I'm not a big fan of those bluetooth types...found this one on Amazon, handheld unit that can read BMW codes. Might get this one instead:
Amazon.com: Professional OBD2 Scanner Code Reader for BMW Mini,AUTOPHIX 5900 Multi-Systems Diagnostic Scan Tool with ABS/Transmission/BMS/PCM/EPB/SAS/Oil Reset Battery Registration: Automotive
Robert
1999 323i E36 convertible (black, black top, tan interior)
Newport News, VA
So I pulled the trigger and bought this handheld scanner unit. If it works as advertised, and I can diagnose and clear typical warning lights like CEL, ABS, ACS, etc., it'll be worth it. From reading thru the reviews, you have to register your car battery when you replace it?! WTF is that all about!
Robert
1999 323i E36 convertible (black, black top, tan interior)
Newport News, VA
Well, seems that this handheld unit works on all the functions EXCEPT for the ABS/ASC stuff. Tried hooking it up to the port under the dash, AND the round port in the engine compartment, neither one would diagnose the ABS/ASC system. Looks like I'll have to take it to the indy shop that replaced the convertible motor, and see if they can pull the codes and tell me what's wrong...
Robert
1999 323i E36 convertible (black, black top, tan interior)
Newport News, VA
Unfortunately, any of these OBD readers won’t be able to scan ASC or ABS errors. For that you need a special BMW specific tool that’s compatible with the old style BMW diagnostic port that was used on the E36.

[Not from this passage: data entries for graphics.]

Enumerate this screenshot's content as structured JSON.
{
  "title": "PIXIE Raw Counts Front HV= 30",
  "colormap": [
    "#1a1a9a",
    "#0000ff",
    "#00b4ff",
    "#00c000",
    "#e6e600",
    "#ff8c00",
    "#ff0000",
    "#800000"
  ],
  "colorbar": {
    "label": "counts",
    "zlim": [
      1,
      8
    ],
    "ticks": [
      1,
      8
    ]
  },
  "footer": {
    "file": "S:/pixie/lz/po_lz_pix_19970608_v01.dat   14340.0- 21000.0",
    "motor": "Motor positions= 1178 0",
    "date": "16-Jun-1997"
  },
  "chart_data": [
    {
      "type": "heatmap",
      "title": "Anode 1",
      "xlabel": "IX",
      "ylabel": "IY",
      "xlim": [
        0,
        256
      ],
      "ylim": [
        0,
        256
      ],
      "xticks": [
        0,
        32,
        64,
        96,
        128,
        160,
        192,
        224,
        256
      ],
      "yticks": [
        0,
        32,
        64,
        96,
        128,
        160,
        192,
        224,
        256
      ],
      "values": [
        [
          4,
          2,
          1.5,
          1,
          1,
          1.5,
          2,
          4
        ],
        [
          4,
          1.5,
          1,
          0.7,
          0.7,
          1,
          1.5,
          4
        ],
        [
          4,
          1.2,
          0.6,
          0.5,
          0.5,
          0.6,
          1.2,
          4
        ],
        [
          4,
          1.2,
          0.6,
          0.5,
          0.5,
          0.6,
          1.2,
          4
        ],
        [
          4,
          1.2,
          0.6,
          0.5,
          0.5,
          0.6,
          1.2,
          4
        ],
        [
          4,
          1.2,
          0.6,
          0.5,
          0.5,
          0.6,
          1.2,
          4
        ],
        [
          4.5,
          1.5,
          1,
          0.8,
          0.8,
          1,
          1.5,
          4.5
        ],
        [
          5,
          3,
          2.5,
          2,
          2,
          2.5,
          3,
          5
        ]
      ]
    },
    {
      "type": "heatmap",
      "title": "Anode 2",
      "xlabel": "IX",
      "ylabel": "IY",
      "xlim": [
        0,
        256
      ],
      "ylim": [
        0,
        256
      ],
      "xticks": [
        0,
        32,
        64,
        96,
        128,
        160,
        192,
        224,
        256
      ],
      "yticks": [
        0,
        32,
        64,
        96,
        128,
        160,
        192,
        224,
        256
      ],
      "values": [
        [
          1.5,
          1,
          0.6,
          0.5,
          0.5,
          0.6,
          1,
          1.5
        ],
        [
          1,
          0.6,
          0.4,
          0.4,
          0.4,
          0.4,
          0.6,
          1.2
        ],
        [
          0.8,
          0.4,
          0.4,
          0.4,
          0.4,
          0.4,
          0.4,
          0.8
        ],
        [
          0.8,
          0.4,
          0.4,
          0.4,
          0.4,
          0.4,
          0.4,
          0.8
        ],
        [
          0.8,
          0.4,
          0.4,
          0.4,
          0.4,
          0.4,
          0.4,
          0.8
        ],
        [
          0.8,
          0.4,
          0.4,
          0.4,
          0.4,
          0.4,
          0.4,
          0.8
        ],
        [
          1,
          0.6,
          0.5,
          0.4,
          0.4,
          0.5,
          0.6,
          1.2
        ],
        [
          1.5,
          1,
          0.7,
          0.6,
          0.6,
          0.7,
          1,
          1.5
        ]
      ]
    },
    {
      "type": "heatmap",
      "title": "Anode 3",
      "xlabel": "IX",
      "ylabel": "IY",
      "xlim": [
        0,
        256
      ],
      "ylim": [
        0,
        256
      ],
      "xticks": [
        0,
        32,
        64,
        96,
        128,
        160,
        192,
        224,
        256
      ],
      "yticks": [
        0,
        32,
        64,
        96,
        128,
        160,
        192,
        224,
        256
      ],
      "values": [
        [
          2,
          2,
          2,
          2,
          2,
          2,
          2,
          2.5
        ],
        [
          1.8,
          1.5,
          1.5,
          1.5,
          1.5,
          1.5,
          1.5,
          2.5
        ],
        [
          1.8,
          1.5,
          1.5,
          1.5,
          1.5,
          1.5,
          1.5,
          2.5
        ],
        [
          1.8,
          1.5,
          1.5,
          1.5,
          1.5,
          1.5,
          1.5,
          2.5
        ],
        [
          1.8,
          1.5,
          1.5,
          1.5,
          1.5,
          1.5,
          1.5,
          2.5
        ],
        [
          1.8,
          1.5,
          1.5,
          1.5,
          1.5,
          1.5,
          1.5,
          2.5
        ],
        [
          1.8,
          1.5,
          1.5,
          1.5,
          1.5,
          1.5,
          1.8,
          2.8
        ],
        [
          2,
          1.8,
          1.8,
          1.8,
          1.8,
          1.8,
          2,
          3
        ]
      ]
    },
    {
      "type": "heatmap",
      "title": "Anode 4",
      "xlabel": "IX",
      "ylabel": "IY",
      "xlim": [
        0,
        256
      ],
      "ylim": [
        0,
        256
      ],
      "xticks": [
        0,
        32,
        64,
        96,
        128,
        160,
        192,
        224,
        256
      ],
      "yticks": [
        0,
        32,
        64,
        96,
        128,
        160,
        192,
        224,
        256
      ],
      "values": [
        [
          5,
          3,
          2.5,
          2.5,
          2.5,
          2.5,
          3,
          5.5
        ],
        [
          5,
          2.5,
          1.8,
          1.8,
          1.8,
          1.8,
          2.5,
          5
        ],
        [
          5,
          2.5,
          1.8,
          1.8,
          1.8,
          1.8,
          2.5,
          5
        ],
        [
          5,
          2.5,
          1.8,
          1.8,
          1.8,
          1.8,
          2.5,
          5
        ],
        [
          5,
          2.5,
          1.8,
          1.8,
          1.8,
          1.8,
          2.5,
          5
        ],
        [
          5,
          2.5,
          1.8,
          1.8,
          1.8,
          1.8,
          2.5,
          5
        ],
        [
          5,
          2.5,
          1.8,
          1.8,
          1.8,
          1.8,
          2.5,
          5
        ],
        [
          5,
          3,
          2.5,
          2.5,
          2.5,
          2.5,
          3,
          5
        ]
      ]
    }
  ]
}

This guy does the job: https://www.ecstuning.com/b-schwaben...gaAlzFEALw_wcB
If it helps though, your other post asking about registering the battery? It’s not a thing on these cars. Newer BMW owners can deal with that.
So now I attempted the reset procedure again as my motor is now in alignment - but the reset fails. When I start the reset with my top down, the tonneau lid closes, but it does not open to allow the top to come back up. In fact, I can hear the top latch motor spinning underneath the tonneau. When I try the reset procedure with the top UP, the top stores properly, but the tonneau stays vertical and doesn’t even attempt to close. Thoughts?